The Towanda Area School District is a small, rural public school district located in central Bradford County, Pennsylvania. It covers the Boroughs of Towanda and Monroe and Franklin Township, Monroe Township, Towanda Township, North Towanda Township, Wysox Township, Asylum Township and Standing Stone Township. Towanda Area School District encompasses approximately 163 sqmi. According to 2019 federal census data, it serves a resident population of 10,819. In 2009, the district residents’ per capita income was $17,634, while the median family income was $41,286. In the Commonwealth, the median family income was $49,501 and the United States median family income was $49,445, in 2010.

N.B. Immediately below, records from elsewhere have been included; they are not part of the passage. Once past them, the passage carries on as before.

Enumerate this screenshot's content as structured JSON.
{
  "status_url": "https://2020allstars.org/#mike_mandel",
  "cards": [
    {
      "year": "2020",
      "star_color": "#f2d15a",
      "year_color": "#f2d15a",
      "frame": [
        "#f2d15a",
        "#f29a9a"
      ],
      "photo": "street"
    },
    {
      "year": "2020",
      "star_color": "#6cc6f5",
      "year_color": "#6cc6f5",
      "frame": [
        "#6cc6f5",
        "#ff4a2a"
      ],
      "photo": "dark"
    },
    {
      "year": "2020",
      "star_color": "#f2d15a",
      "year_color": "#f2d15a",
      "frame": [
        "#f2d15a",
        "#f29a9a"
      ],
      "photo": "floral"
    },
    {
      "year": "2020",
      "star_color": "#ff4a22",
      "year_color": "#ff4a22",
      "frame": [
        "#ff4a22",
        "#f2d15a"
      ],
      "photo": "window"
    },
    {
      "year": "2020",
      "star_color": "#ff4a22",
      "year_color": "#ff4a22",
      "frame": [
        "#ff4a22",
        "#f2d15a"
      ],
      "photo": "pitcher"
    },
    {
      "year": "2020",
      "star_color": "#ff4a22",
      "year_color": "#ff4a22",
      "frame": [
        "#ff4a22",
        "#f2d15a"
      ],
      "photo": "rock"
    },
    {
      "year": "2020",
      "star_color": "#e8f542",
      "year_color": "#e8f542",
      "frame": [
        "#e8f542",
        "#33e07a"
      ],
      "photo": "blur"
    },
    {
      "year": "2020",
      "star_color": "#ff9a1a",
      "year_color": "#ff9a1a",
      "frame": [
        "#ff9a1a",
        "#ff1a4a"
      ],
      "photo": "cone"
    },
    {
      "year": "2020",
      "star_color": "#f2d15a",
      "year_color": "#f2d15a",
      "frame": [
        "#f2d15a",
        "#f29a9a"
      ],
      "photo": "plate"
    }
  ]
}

The district operates Towanda Junior/Senior High School (7th-12th), J. Andrew Morrow Elementary School (K-2nd) and Towanda Elementary School (3rd-6th). In the junior and senior year, Towanda Area students may enroll in a vocational-technical course at the Northern Tier Career Center.

==Extracurriculars==
The district offers a variety of clubs, activities and sports

===Sports===
The district offered the following in 2012:

- Baseball
- Basketball, boys and girls
- Cross country, boys and girls
- Football
- Golf, boys and girls
- Soccer, boys and girls
- Softball, girls
- Swimming and diving, boys and girls
- Tennis, boys and girls
- Track and field, boys and girls
- Wrestling, boys
- Volleyball, girls

In June 2010, the school district's fifth- and sixth-grade basketball program was transferred to the YMCA of Bradford County. Additionally, the board eliminated paying for meals for students on trips to participate in athletic competitions and eliminated school district funding to send students to national competitions.